Le tribunal judiciaire de Paris, dans un jugement réputé contradictoire rendu le 15 décembre 2025, était saisi d’une demande d’attribution de parts sociales nanties. Des époux créanciers avaient consenti un crédit-vendeur lors d’une cession d’actions, garanti par un nantissement sur des parts de société civile. La société débitrice principale n’ayant que partiellement honoré sa dette, les créanciers ont assigné le constituant du nantissement et la société civile pour obtenir l’attribution forcée des parts. La question de droit portait sur les conditions de mise en œuvre de l’attribution judiciaire des parts sociales données en nantissement. Le tribunal a fait droit à la demande d’attribution et a assorti cette mesure d’une astreinte, tout en rejetant la demande de dommages et intérêts pour résistance abusive.
L’attribution judiciaire des parts nanties est ordonnée en raison de la défaillance établie du débiteur principal.
Le tribunal rappelle le fondement textuel de son pouvoir d’attribution forcée. Il énonce qu’ “en cas de défaillance de son débiteur, le créancier nanti peut se faire attribuer, par le juge (…) la créance donnée en nantissement” (Article 2365 du code civil). La défaillance est ici caractérisée par l’inexécution d’une condamnation judiciaire antérieure et l’échec d’une mise en demeure. Le juge vérifie ainsi la réunion des conditions légales ouvrant droit à l’attribution, sans avoir à apprécier l’opportunité de la mesure.
La valeur de cette solution réside dans l’efficacité conférée à la sûreté réelle conventionnelle. Le tribunal applique strictement le mécanisme de réalisation du nantissement de parts sociales, sans exiger de mise en demeure préalable du constituant. Cette décision confirme que la seule défaillance du débiteur principal, constatée par une décision de justice, suffit à déclencher l’attribution. La portée pratique est importante pour les créanciers qui disposent d’une voie d’exécution directe et efficace sur les biens nantis.

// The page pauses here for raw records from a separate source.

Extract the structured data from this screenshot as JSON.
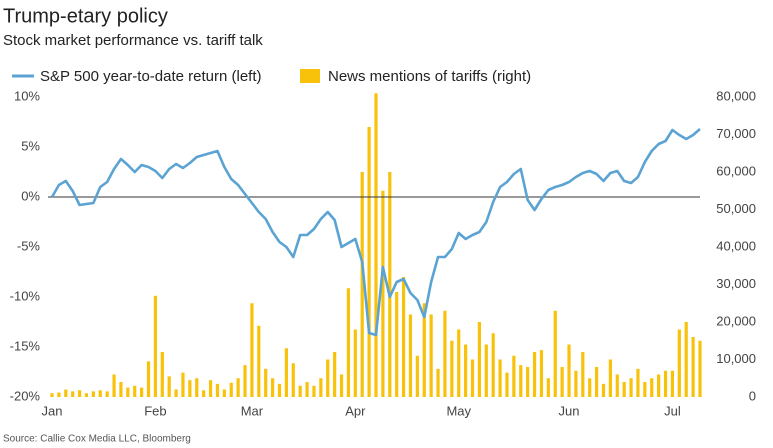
{
  "chart_data": {
    "type": "line_bar",
    "title": "Trump-etary policy",
    "subtitle": "Stock market performance vs. tariff talk",
    "source": "Source: Callie Cox Media LLC, Bloomberg",
    "categories": [
      "Jan",
      null,
      null,
      null,
      null,
      null,
      null,
      null,
      null,
      null,
      null,
      null,
      null,
      null,
      null,
      "Feb",
      null,
      null,
      null,
      null,
      null,
      null,
      null,
      null,
      null,
      null,
      null,
      null,
      null,
      "Mar",
      null,
      null,
      null,
      null,
      null,
      null,
      null,
      null,
      null,
      null,
      null,
      null,
      null,
      null,
      "Apr",
      null,
      null,
      null,
      null,
      null,
      null,
      null,
      null,
      null,
      null,
      null,
      null,
      null,
      null,
      "May",
      null,
      null,
      null,
      null,
      null,
      null,
      null,
      null,
      null,
      null,
      null,
      null,
      null,
      null,
      null,
      "Jun",
      null,
      null,
      null,
      null,
      null,
      null,
      null,
      null,
      null,
      null,
      null,
      null,
      null,
      null,
      "Jul",
      null,
      null,
      null,
      null
    ],
    "series": [
      {
        "name": "S&P 500 year-to-date return (left)",
        "type": "line",
        "color": "#5ba3d3",
        "axis": "y",
        "values": [
          0,
          1.2,
          1.6,
          0.6,
          -0.8,
          -0.7,
          -0.6,
          1.0,
          1.5,
          2.8,
          3.8,
          3.2,
          2.5,
          3.2,
          3.0,
          2.6,
          1.9,
          2.8,
          3.3,
          2.9,
          3.4,
          4.0,
          4.2,
          4.4,
          4.6,
          3.0,
          1.8,
          1.2,
          0.3,
          -0.6,
          -1.5,
          -2.2,
          -3.5,
          -4.5,
          -5.0,
          -6.0,
          -3.8,
          -3.8,
          -3.2,
          -2.2,
          -1.5,
          -2.3,
          -5.0,
          -4.6,
          -4.2,
          -6.5,
          -13.6,
          -13.8,
          -7.0,
          -10.0,
          -8.5,
          -8.2,
          -9.6,
          -10.3,
          -12.0,
          -8.5,
          -6.0,
          -6.0,
          -5.2,
          -3.6,
          -4.2,
          -3.8,
          -3.5,
          -2.5,
          -0.5,
          1.0,
          1.5,
          2.3,
          2.8,
          -0.3,
          -1.3,
          -0.2,
          0.7,
          1.0,
          1.2,
          1.5,
          2.0,
          2.4,
          2.6,
          2.3,
          1.6,
          2.4,
          2.6,
          1.6,
          1.4,
          2.0,
          3.5,
          4.6,
          5.3,
          5.6,
          6.7,
          6.2,
          5.8,
          6.2,
          6.8
        ]
      },
      {
        "name": "News mentions of tariffs (right)",
        "type": "bar",
        "color": "#f9c20a",
        "axis": "y2",
        "values": [
          1000,
          1200,
          2000,
          1500,
          1800,
          1000,
          1500,
          1800,
          1500,
          6000,
          4000,
          2500,
          3000,
          2500,
          9500,
          27000,
          12000,
          5500,
          2000,
          6500,
          4500,
          5000,
          1800,
          4500,
          3500,
          2000,
          3800,
          5000,
          8500,
          25000,
          19000,
          7500,
          5000,
          3500,
          13000,
          9000,
          3000,
          4000,
          3000,
          5000,
          10000,
          12000,
          6000,
          29000,
          18000,
          60000,
          72000,
          81000,
          55000,
          60000,
          28000,
          32000,
          22000,
          11000,
          25000,
          22000,
          7500,
          23000,
          15000,
          18000,
          14000,
          10000,
          20000,
          14000,
          17000,
          10000,
          6500,
          11000,
          8500,
          8000,
          12000,
          12500,
          5000,
          23000,
          8000,
          14000,
          7000,
          12000,
          5000,
          8000,
          3500,
          10000,
          6000,
          4000,
          5000,
          7500,
          4000,
          5000,
          6000,
          7000,
          7000,
          18000,
          20000,
          16000,
          15000
        ]
      }
    ],
    "ylim": [
      -20,
      10
    ],
    "yticks": [
      {
        "value": -20,
        "label": "-20%"
      },
      {
        "value": -15,
        "label": "-15%"
      },
      {
        "value": -10,
        "label": "-10%"
      },
      {
        "value": -5,
        "label": "-5%"
      },
      {
        "value": 0,
        "label": "0%"
      },
      {
        "value": 5,
        "label": "5%"
      },
      {
        "value": 10,
        "label": "10%"
      }
    ],
    "y2lim": [
      0,
      80000
    ],
    "y2ticks": [
      0,
      {
        "value": 10000,
        "label": "10,000"
      },
      {
        "value": 20000,
        "label": "20,000"
      },
      {
        "value": 30000,
        "label": "30,000"
      },
      {
        "value": 40000,
        "label": "40,000"
      },
      {
        "value": 50000,
        "label": "50,000"
      },
      {
        "value": 60000,
        "label": "60,000"
      },
      {
        "value": 70000,
        "label": "70,000"
      },
      {
        "value": 80000,
        "label": "80,000"
      }
    ],
    "zero_line": true,
    "legend": "top-left"
  }
}
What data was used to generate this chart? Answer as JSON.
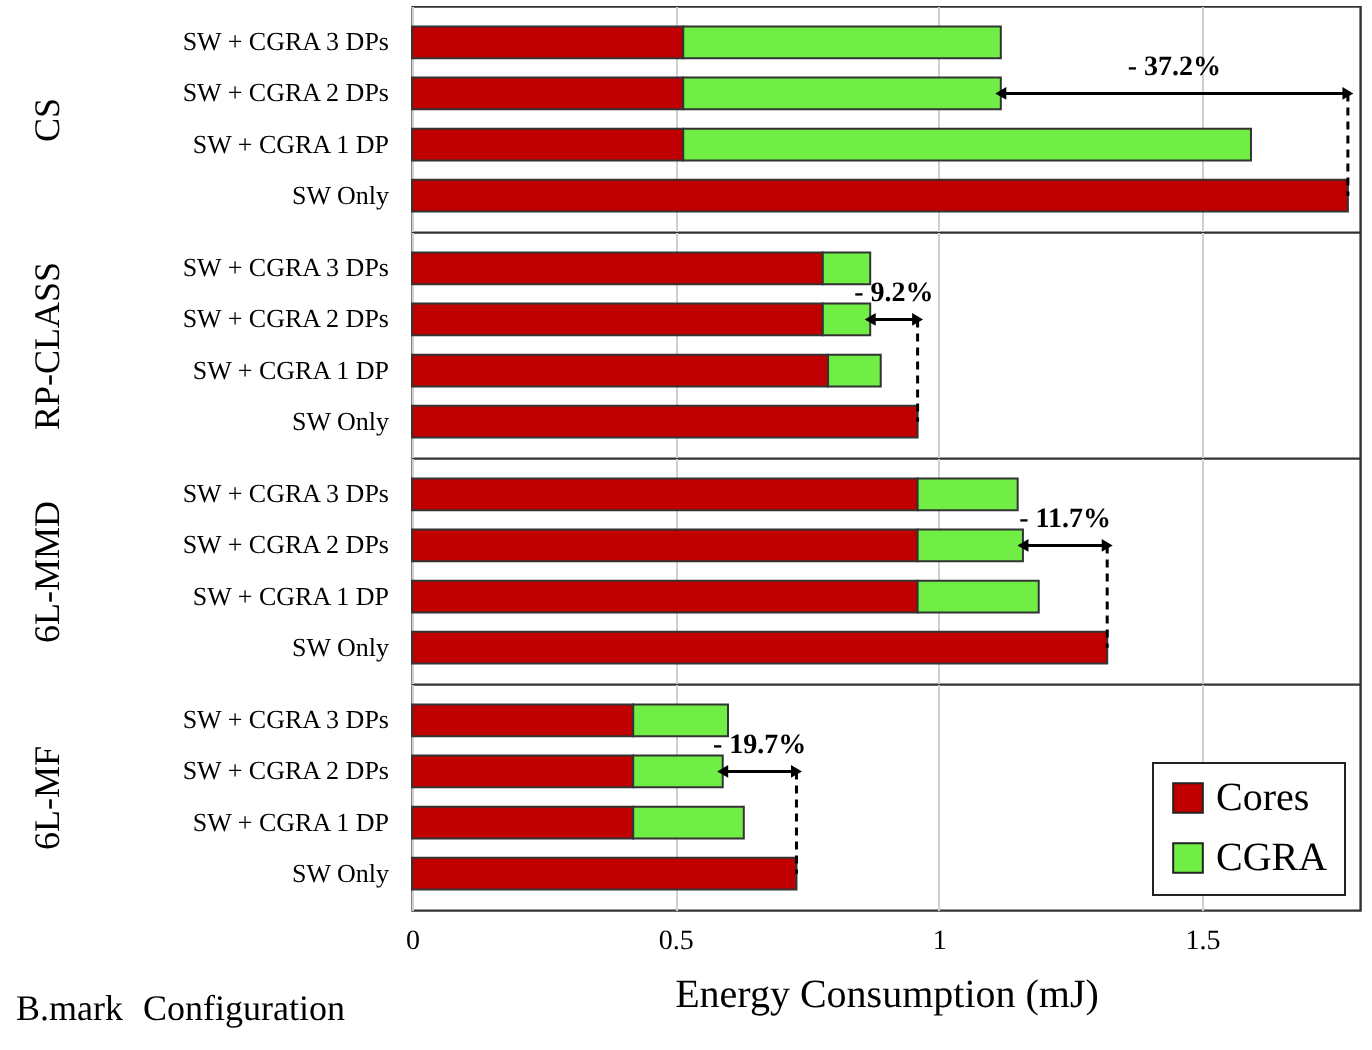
{
  "chart_data": [
    {
      "type": "bar",
      "orientation": "horizontal",
      "stacked": true,
      "ylabel": "CS",
      "categories": [
        "SW + CGRA 3 DPs",
        "SW + CGRA 2 DPs",
        "SW + CGRA 1 DP",
        "SW Only"
      ],
      "series": [
        {
          "color": "#c00000",
          "values": [
            0.515,
            0.515,
            0.515,
            1.777
          ]
        },
        {
          "color": "#70ee46",
          "values": [
            0.603,
            0.603,
            1.078,
            null
          ]
        }
      ],
      "xlim": [
        0,
        1.8
      ],
      "xticks": [
        0,
        0.5,
        1,
        1.5
      ],
      "grid": "x",
      "tick_labels": "y",
      "annotations": [
        "- 37.2%"
      ]
    },
    {
      "type": "bar",
      "orientation": "horizontal",
      "stacked": true,
      "ylabel": "RP-CLASS",
      "categories": [
        "SW + CGRA 3 DPs",
        "SW + CGRA 2 DPs",
        "SW + CGRA 1 DP",
        "SW Only"
      ],
      "series": [
        {
          "color": "#c00000",
          "values": [
            0.78,
            0.78,
            0.79,
            0.96
          ]
        },
        {
          "color": "#70ee46",
          "values": [
            0.09,
            0.09,
            0.1,
            null
          ]
        }
      ],
      "xlim": [
        0,
        1.8
      ],
      "xticks": [
        0,
        0.5,
        1,
        1.5
      ],
      "grid": "x",
      "tick_labels": "y",
      "annotations": [
        {
          "text": "- 9.2%",
          "x": 0.96,
          "y": "SW Only"
        }
      ]
    },
    {
      "type": "bar",
      "orientation": "horizontal",
      "stacked": true,
      "ylabel": "6L-MMD",
      "categories": [
        "SW + CGRA 3 DPs",
        "SW + CGRA 2 DPs",
        "SW + CGRA 1 DP",
        "SW Only"
      ],
      "series": [
        {
          "color": "#c00000",
          "values": [
            0.96,
            0.96,
            0.96,
            1.32
          ]
        },
        {
          "color": "#70ee46",
          "values": [
            0.19,
            0.2,
            0.23,
            null
          ]
        }
      ],
      "xlim": [
        0,
        1.8
      ],
      "xticks": [
        0,
        0.5,
        1,
        1.5
      ],
      "grid": "x",
      "tick_labels": "y",
      "annotations": [
        {
          "text": "- 11.7%",
          "x": 1.32,
          "y": "SW Only"
        }
      ]
    },
    {
      "type": "bar",
      "orientation": "horizontal",
      "stacked": true,
      "ylabel": "6L-MF",
      "xlabel": "Energy Consumption (mJ)",
      "categories": [
        "SW + CGRA 3 DPs",
        "SW + CGRA 2 DPs",
        "SW + CGRA 1 DP",
        "SW Only"
      ],
      "series": [
        {
          "name": "Cores",
          "color": "#c00000",
          "values": [
            0.42,
            0.42,
            0.42,
            0.73
          ]
        },
        {
          "name": "CGRA",
          "color": "#70ee46",
          "values": [
            0.18,
            0.17,
            0.21,
            null
          ]
        }
      ],
      "xlim": [
        0,
        1.8
      ],
      "xticks": [
        0,
        0.5,
        1,
        1.5
      ],
      "grid": "x",
      "legend": "bottom right",
      "annotations": [
        {
          "text": "- 19.7%",
          "x": 0.73,
          "y": "SW Only"
        },
        "B.mark",
        "Configuration"
      ]
    }
  ]
}
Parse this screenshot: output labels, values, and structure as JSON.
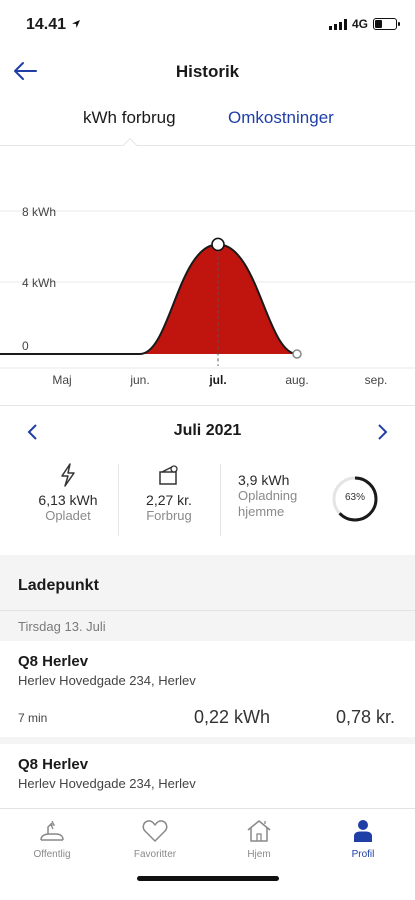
{
  "status": {
    "time": "14.41",
    "network": "4G"
  },
  "header": {
    "title": "Historik"
  },
  "tabs": [
    {
      "label": "kWh forbrug",
      "active": true
    },
    {
      "label": "Omkostninger",
      "active": false
    }
  ],
  "colors": {
    "accent": "#1f3fa6",
    "chart_fill": "#c0150e",
    "stroke": "#1a1a1a"
  },
  "chart_data": {
    "type": "area",
    "categories": [
      "Maj",
      "jun.",
      "jul.",
      "aug.",
      "sep."
    ],
    "values": [
      0,
      0,
      6.13,
      0,
      null
    ],
    "ylabels": [
      "8 kWh",
      "4 kWh",
      "0"
    ],
    "ylim": [
      0,
      8
    ],
    "selected": "jul.",
    "grid": true
  },
  "month": {
    "label": "Juli 2021"
  },
  "stats": {
    "charged_value": "6,13 kWh",
    "charged_label": "Opladet",
    "usage_value": "2,27 kr.",
    "usage_label": "Forbrug",
    "home_value": "3,9 kWh",
    "home_label": "Opladning hjemme",
    "home_percent": 63,
    "home_percent_label": "63%"
  },
  "list": {
    "section_title": "Ladepunkt",
    "date": "Tirsdag 13. Juli",
    "entries": [
      {
        "name": "Q8 Herlev",
        "address": "Herlev Hovedgade 234, Herlev",
        "duration": "7 min",
        "kwh": "0,22 kWh",
        "cost": "0,78 kr."
      },
      {
        "name": "Q8 Herlev",
        "address": "Herlev Hovedgade 234, Herlev"
      }
    ]
  },
  "tabbar": [
    {
      "label": "Offentlig",
      "icon": "public-charger-icon"
    },
    {
      "label": "Favoritter",
      "icon": "heart-icon"
    },
    {
      "label": "Hjem",
      "icon": "home-charger-icon"
    },
    {
      "label": "Profil",
      "icon": "person-icon",
      "active": true
    }
  ]
}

La demande de dommages et intérêts pour résistance abusive est rejetée faute de preuve d’un préjudice distinct.
Les demandeurs sollicitaient réparation pour un préjudice financier et moral allégué. Le tribunal écarte cette prétention en relevant que “les demandeurs qui ne démontrent ni le préjudice financier ni le préjudice moral allégués seront déboutés” (Motifs). Cette solution rappelle le principe selon lequel la charge de la preuve du préjudice incombe à celui qui s’en prévaut. L’existence d’une résistance abusive n’est même pas examinée, faute de démonstration d’un dommage réparable.
La valeur de ce rejet est de rappeler que l’obtention d’une condamnation principale n’emporte pas automatiquement droit à des dommages et intérêts supplémentaires. Le juge exige un préjudice spécifique, distinct du simple retard de paiement, qui doit être prouvé par des éléments concrets. La portée de cette solution est dissuasive pour les créanciers qui seraient tentés de multiplier les chefs de demande sans fondement probatoire solide, recentrant le litige sur l’exécution de la sûreté elle-même.